Remove the supernatant and resuspend the pellet in four milliliters of KSFM-SCM. Transfer the resuspended cells to a six centimeter plate and incubate overnight at 37 degrees Celsius in a 5%carbon dioxide incubator with 95%humidity. On the next day, remove media from the plates and add four milliliters of prewarmed KSFM-SCM at 37 degrees Celsius every three days until 70 to 80%confluency is reached.
Autonomous epidermal spheroid-forming ability of normal human keratinocytes in 3D culture was assessed using the skin epidermis sphere assay. Non-spherical cell aggregation was not considered as adequate epidermis sphere formation. Dense sphere-shaped aggregation was considered a hallmark of spontaneous spheroid formation.

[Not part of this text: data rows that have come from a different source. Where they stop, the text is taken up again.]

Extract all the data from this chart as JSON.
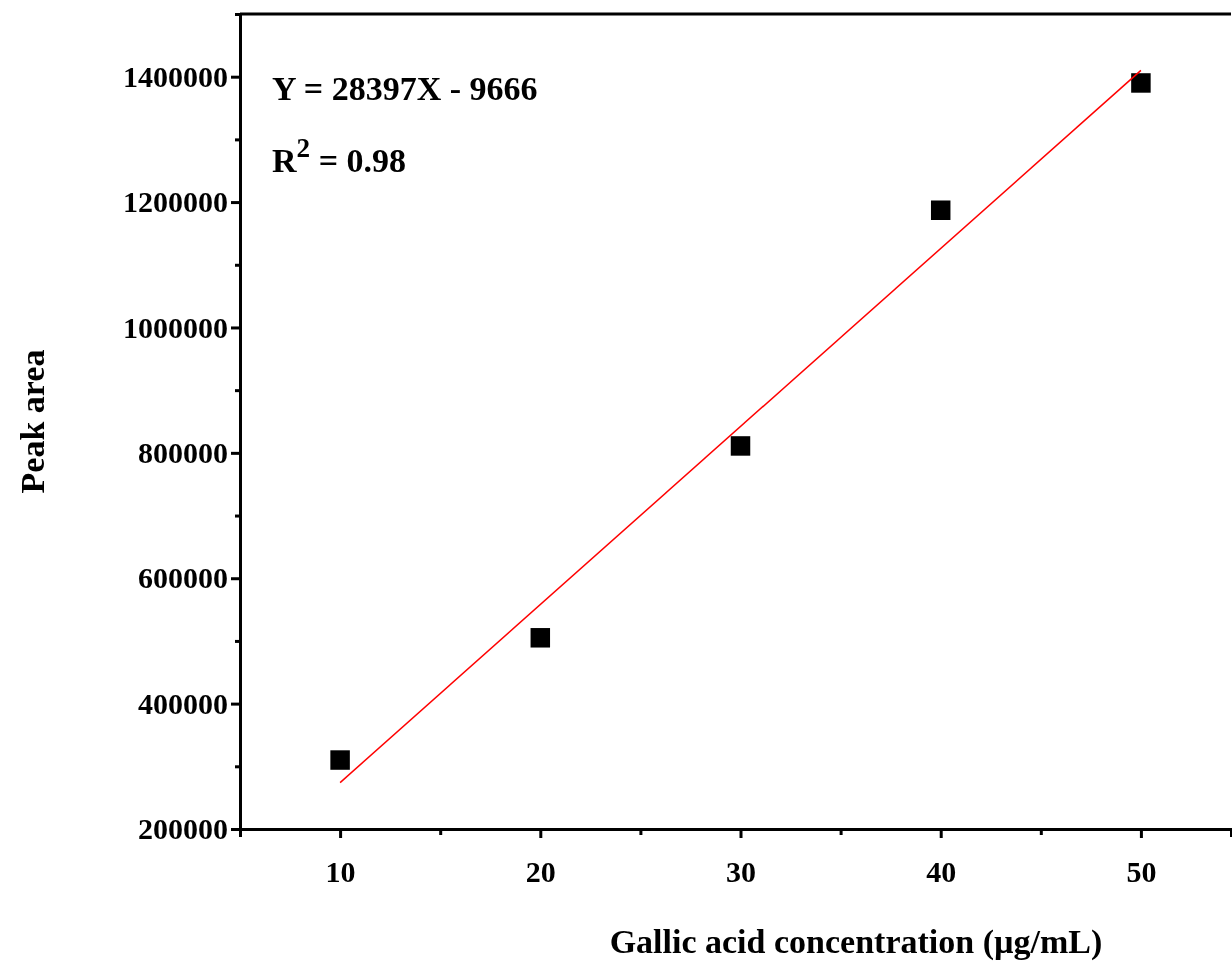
{
  "chart_data": {
    "type": "scatter",
    "xlabel": "Gallic acid concentration (µg/mL)",
    "ylabel": "Peak area",
    "xlim": [
      5,
      54.5
    ],
    "ylim": [
      200000,
      1500000
    ],
    "xticks": [
      {
        "value": 5,
        "label": null
      },
      10,
      {
        "value": 15,
        "label": null
      },
      20,
      {
        "value": 25,
        "label": null
      },
      30,
      {
        "value": 35,
        "label": null
      },
      40,
      {
        "value": 45,
        "label": null
      },
      50
    ],
    "yticks": [
      200000,
      {
        "value": 300000,
        "label": null
      },
      400000,
      {
        "value": 500000,
        "label": null
      },
      600000,
      {
        "value": 700000,
        "label": null
      },
      800000,
      {
        "value": 900000,
        "label": null
      },
      1000000,
      {
        "value": 1100000,
        "label": null
      },
      1200000,
      {
        "value": 1300000,
        "label": null
      },
      1400000,
      {
        "value": 1500000,
        "label": null
      }
    ],
    "grid": false,
    "annotations": [
      "Y = 28397X - 9666",
      "R$^{2}$ = 0.98"
    ],
    "series": [
      {
        "marker": "square",
        "color": "#000000",
        "x": [
          10,
          20,
          30,
          40,
          50
        ],
        "values": [
          310000,
          505000,
          811000,
          1187000,
          1390000
        ]
      },
      {
        "type": "line",
        "marker": "none",
        "color": "#ff0000",
        "x": [
          10,
          50
        ],
        "values": [
          274000,
          1410000
        ]
      }
    ]
  }
}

It was necessary to use more than two times 10 to the four cells to ensure proper spontaneous aggregation. Planting of epidermis spheres in 2D culture resulted in the proliferation of a small-sized viable normal human keratinocytes. It's important to maintain these cultures below 100%confluency as this can considerably impair their growth and stem cell state in culture.
The process of epidermal spheroid formation was functionally tracked at the single cell level by transfected cells with a fluorescent reporter. Spheroid-derived normal human keratinocytes subpopulation are integrin alpha six high and EGF are low cells. The cells generally make up about 25%of cultures.
Characterization of this stem-like keratinocyte subpopulation was achieved by immunostaining analysis of basal cytokeratin 14 and tumor protein 63. The spheroid replating assay is an effective strategy for epidermal stem cell enrichment from neonatal human skin. This system can be employed as a high-throughput cell-based model to investigate cutaneous diseases such as wound healing and cancer.